The same way that online updating/patching is inherently superior to master-copy, but it also generates a culture of poor QA if you're not specifically fighting it.

Or another way: now that we have 1TB HDDs, game data is actually becoming 10% logic, and 90% assets -- namely cutscenes and voice acting and etc. The problem Carmack was complaining about has only intensified since.

megameter|5 years ago

It's a assessment calibrated towards his goals at the time, which were focused on getting fast real-time images. It was only a little over a decade later that he was getting excited about "Megatextures" because he saw the possibility of streaming everything in - but he was always firm about getting the result at a high framerate, in a way that produced few compromises for game design.

And this is a good quality for developers generally speaking and game developers especially. It's easy for a game to get away from a principled result and just throw in even more smoke and mirrors because the justifications come so easily: "It's just a game", "nobody will notice" etc. And that is exactly the kind of justification that crept in with CD-driven game design that focused only on quantity of bits used.
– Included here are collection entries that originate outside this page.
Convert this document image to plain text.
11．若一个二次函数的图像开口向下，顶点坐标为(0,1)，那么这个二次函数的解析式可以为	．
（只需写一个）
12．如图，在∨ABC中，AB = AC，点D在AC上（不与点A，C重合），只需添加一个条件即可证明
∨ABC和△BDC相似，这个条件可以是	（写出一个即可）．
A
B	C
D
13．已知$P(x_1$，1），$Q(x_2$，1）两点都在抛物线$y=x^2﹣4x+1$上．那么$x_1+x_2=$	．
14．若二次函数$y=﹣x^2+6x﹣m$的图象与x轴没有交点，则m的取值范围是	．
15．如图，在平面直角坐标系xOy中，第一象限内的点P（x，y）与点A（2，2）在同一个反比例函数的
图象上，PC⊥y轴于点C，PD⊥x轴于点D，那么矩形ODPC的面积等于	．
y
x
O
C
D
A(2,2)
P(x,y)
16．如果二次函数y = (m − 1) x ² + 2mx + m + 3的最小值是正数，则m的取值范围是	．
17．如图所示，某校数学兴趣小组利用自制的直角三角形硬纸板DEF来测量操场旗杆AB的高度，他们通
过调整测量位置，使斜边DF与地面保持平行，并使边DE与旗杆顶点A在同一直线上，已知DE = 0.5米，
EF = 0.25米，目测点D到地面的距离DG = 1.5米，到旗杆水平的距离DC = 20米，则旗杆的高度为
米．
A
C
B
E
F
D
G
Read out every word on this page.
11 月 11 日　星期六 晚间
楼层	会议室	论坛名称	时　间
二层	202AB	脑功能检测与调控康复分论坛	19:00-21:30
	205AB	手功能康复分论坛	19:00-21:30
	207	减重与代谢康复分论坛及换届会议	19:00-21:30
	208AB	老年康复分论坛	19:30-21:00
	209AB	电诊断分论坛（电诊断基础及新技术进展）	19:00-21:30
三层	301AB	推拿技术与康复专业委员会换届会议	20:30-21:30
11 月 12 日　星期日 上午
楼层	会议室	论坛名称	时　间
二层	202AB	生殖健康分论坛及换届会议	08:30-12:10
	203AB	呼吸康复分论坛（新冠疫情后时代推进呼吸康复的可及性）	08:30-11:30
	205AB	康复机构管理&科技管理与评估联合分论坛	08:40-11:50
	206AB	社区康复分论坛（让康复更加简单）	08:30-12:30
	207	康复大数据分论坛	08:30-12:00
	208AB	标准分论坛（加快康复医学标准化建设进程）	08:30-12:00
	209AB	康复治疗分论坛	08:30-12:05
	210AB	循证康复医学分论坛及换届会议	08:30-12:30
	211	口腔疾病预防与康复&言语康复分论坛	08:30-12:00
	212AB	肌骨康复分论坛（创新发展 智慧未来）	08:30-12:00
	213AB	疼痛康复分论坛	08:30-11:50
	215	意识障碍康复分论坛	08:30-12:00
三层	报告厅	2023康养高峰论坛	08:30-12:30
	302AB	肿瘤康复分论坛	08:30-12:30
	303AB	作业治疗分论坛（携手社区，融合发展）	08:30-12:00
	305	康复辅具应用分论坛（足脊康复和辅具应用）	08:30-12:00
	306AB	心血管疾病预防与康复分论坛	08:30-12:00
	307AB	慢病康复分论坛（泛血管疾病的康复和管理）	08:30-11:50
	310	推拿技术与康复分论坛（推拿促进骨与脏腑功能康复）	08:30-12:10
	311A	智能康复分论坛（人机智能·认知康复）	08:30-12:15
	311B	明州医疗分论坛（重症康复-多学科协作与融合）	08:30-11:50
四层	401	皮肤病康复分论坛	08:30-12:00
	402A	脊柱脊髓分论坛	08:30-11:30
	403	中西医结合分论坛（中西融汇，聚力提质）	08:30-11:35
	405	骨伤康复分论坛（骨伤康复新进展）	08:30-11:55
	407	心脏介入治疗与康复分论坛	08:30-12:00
A lot of what filled the CD in 90's games was bad cinema and bad pre-rendered CGI.

CyberDildonics|5 years ago

That quote not being true aside, john carmack seems to be focusing much more on interactivity instead of mixing so much passive entertainment into a game just because it is newly possible.

I think he was absolutely right and it is impressive that he didn't get distracted from the what made video games desirable just because there were new possibilities.

MisterTea|5 years ago

> it seems strange to see him be so dismissive to the potential of the massive storage space of CDs at the time.

Sure you had all that raw storage but remember, the 3DO and PlayStation had just 2MB of main memory and 1MB of video RAM. So although the developers had a ton of space, there wasn't much they could reasonably do with it game asset wise. But media streaming from the disc was doable so that enabled high quality prerecorded sound tracks as well as video cut-scenes. Video cut scenes were always a bit painful or needless filler but some of the recorded sound tracks on CD games were really nice to have (Sonic CD is a good example IMO.)

tomc1985|5 years ago

Most of the voice acting of that time was terrible. It does sound a bit "old man yelling at clouds" but if you were there, you might understand

dwater|5 years ago

Indeed, he's references the 3DO console, and a similar statement could be made about SegaCD. The prevailing type of game enabled by that hardware was the Full Motion Video (FMV) genre with titles like Sewer Shark and Night Trap. They focused on the video over the gameplay, and the result was often a choose-your-own schlocky B-movie. They generally had poor reviews.